Before coming to Wisconsin, Alma had known little about the varying types of trees. Aside from Fairmount Park, Philadelphia had few trees to speak of and she saw them all the same. But her Indian friends called each type of tree a different name—mitigwaabaak, aninaatig, wiigwaas—and taught her to identify the shaggy bark of the hickory, sweet sap of the sugar maple, and saw-toothed leaves of the white birch. Azaadiins, the name Asku had given her their first year together at Stover, meant “little aspen.”

She dropped the leaf in the stream, watched it sail away atop the glassy water toward the Mississippi, and then turned back to Asku. The short brim of his cap cast a shadow over his downturned face, but she could still read the somberness in his expression.

Half an hour later, they rounded the final bend. The thick fringe of trees cleared, and the school’s brick fa?ade appeared before them. A wrought-iron arch rose above the rutted road where the browning lawn butted up to the tree line. Block letters crowned the arch: STOVER SCHOOL FOR INDIANS. Alma passed beneath, but Asku hesitated. He had the wary look of a fox again, his eyes sweeping the full length of the arch.

“Father commissioned it at the start of summer,” she said. “Eventually, he wants to put a matching fence around the entire grounds.”

“To keep the Indian in or the white onlookers out?”

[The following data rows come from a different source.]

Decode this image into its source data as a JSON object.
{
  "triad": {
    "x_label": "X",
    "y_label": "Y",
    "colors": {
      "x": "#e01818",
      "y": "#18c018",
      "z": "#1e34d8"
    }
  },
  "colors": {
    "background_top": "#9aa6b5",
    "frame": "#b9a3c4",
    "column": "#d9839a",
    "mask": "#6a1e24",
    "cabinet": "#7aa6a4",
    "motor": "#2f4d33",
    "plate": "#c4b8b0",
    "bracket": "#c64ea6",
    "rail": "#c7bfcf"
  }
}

Alma shrugged. “Both, I guess.”

Asku ran his hand down the side of the arch and nodded. “Min-waabaminaagwad,” he said, and stepped through. “It looks good.”

They walked in silence down the remaining drive. Aside from the fresh coat of white paint gleaming from the pillars, the scene reminded her of the first day she had ever met an Indian.

Mrs. Simms clucked around a long table heaped with food and pitchers of lemonade. Miss Wells strode around the house carrying a tidy stack of uniforms.

“Five new pupils this year,” Alma said. “Another Anishinaabe. One from Oneida and three Menominees.”